- Conference: Border Conference
- Record: 4–3–1 (2–2 Border)
- Head coach: Rudy Lavik (2nd season);
- Captain: Clarence Sexton
- Home stadium: Irish Field

= 1934 Arizona State Bulldogs football team =

American college football season

The 1934 Arizona State Bulldogs football team was an American football team that represented Arizona State Teachers College (later renamed Arizona State University) in the Border Conference during the 1934 college football season. In their second season under head coach Rudy Lavik, the Bulldogs compiled a 4–3–1 record (2–2 against Border opponents) and were outscored by their opponents by a combined total of 113 to 91. The team captain was right end Clarence Sexton. The Bulldogs finished 2–1 at home and 2-2-1 on the road.

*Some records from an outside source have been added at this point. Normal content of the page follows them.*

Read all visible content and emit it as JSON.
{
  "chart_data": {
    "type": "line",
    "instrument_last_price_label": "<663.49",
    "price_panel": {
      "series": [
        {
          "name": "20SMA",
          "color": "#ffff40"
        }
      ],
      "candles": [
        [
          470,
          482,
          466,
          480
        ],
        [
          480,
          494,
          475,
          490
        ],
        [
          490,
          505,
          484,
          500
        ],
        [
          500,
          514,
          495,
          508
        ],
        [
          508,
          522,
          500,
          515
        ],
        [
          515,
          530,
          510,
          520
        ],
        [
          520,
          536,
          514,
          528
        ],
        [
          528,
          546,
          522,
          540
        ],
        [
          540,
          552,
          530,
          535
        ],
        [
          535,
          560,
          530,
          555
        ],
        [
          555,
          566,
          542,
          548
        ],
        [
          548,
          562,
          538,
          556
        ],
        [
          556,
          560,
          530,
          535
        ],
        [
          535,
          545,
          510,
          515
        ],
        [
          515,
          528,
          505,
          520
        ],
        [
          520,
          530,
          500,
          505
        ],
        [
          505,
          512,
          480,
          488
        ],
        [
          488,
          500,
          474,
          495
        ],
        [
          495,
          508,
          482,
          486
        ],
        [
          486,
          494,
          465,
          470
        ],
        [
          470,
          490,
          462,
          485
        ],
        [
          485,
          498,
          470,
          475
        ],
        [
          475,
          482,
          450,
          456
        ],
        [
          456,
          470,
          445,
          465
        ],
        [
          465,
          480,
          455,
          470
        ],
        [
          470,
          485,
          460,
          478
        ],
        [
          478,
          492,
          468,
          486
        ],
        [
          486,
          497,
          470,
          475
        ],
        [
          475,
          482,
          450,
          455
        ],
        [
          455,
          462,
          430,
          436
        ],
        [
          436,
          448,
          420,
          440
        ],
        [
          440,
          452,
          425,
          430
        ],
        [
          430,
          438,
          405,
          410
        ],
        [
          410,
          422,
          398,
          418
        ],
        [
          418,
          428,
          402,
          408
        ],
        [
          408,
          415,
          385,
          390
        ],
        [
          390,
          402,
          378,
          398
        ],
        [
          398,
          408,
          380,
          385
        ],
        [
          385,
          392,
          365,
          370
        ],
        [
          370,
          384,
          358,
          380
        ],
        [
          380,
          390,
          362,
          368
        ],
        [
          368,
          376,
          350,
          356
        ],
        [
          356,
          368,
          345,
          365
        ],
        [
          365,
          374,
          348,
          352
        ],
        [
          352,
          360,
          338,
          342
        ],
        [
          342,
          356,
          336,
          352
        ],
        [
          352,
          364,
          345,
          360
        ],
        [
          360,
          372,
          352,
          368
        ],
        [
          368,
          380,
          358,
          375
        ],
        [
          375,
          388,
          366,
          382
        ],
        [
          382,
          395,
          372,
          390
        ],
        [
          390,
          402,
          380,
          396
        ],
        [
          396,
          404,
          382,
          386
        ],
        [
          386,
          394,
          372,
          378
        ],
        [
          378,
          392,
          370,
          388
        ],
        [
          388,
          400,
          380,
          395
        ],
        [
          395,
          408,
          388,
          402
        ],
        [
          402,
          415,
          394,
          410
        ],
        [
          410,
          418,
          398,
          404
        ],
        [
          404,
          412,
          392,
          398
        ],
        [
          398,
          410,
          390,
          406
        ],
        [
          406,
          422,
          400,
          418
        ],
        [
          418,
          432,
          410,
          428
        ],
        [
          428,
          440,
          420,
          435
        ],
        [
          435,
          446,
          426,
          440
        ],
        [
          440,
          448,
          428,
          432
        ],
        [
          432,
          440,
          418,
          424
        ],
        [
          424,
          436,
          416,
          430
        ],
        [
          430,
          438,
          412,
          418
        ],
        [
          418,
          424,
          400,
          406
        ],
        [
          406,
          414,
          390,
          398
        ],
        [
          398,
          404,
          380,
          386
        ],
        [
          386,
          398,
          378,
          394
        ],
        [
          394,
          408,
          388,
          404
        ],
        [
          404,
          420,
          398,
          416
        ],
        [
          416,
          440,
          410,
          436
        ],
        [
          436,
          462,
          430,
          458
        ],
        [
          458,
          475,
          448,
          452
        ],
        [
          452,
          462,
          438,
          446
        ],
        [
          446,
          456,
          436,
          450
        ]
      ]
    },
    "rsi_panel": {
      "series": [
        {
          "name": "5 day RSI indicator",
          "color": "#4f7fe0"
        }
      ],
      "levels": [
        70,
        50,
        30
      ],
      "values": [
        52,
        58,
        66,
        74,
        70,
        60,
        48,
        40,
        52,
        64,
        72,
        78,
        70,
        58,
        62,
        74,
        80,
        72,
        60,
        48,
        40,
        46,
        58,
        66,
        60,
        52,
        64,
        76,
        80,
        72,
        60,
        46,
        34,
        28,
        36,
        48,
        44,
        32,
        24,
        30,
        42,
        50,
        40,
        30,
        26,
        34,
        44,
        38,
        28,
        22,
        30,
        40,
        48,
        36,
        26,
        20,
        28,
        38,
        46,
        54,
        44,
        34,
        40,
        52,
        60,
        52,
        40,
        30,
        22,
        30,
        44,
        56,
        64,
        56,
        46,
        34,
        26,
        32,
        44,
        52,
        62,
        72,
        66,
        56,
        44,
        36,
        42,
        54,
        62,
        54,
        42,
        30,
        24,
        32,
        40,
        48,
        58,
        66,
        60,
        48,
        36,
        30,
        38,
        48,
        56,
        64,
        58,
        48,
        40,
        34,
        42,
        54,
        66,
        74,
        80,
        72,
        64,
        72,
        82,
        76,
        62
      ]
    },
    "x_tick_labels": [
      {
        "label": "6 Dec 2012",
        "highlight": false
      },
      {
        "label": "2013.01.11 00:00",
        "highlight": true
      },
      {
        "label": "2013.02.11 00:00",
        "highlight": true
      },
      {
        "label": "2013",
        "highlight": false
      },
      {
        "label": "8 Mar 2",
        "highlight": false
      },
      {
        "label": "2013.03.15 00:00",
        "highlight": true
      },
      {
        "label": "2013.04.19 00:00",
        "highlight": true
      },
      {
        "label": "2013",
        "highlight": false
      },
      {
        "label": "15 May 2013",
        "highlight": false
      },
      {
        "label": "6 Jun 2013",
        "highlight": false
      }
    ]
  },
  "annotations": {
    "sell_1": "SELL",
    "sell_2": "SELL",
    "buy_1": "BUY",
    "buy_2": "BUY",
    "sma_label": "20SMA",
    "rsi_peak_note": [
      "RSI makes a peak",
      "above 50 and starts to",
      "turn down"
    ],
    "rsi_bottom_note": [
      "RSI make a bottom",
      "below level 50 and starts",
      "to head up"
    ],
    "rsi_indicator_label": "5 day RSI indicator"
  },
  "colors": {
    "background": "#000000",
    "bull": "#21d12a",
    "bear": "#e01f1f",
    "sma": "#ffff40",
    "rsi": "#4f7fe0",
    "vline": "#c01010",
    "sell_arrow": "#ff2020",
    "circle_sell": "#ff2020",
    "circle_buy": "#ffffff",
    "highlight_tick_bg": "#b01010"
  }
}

All home games were played at Irish Field in Tempe, Arizona.

==Schedule==

| Date | Opponent | Site | Result | Attendance | Source |
| September 28 | Caltech* | Irish Field; Tempe, AZ; | W 25–7 |  |  |
| October 6 | at Loyola (CA)* | Gilmore Stadium; Los Angeles, CA; | L 0–43 | 10,000 |  |
| October 20 | New Mexico | Irish Field; Tempe, AZ; | L 12–18 |  |  |
| October 27 | at Arizona State–Flagstaff | Skidmore Field; Flagstaff, AZ; | W 21–0 |  |  |
| November 10 | at New Mexico A&M | Quesenberry Field; Las Cruces, NM; | T 7–7 |  |  |
| November 17 | at Arizona | Arizona Stadium; Tucson, AZ (Territorial Cup); | L 6–32 |  |  |
| November 24 | Arizona State–Flagstaff | Irish Field; Tempe, AZ; | W 6–0 |  |  |
| November 29 | at San Diego State* | Balboa Stadium; San Diego, CA; | W 14–6 | 4,000 |  |
*Non-conference game;

==Game summaries==
In the season opener, Arizona State defeated California Tech 25–7 at Irish Field. It marked the first ever meeting between the teams in school history. The Bulldogs suffered a 43–0 shutout loss against Loyola of Los Angeles on the road. Despite a 92-yard interception returned for a touchdown by William Baxter, Arizona State dropped an 18–12 home contest to New Mexico. The Bulldogs delivered a 21–0 shutout road victory at Arizona State Teachers College at Flagstaff (ASTCF, later renamed Northern Arizona University). Arizona State finished in a 7–7 tie during a road game against New Mexico State. During the rivalry matchup in Tucson, the Bulldogs dropped a 32-6 road game to Arizona. Arizona State produced a 6–0 shutout win over ASTCF in Tempe. The Bulldogs closed the season with a 14-6 road victory at San Diego State. It marked the first ever meeting between the teams in school history.

==Roster==
The usual Arizona State lineup included left end John Rouse, left tackle Don Pace, left guard Bert Fireman, center Ron Hackleman, right guard Bill Boyle, right guard Al Dalmolin, right tackle Claude Duval, right end Clarence Sexton, quarterback Claude English, halfbacks Cyrus Lusher and Bill Parry, and fullback Bill Baxter.

William Ball, Stanford Brimhall, Bob Buntz, and Bennet Davis were also on roster.

==Awards and honors==
Fullback William Baxter and right end Clarence Sexton earned All-Border Conference honors for the 1934 football season.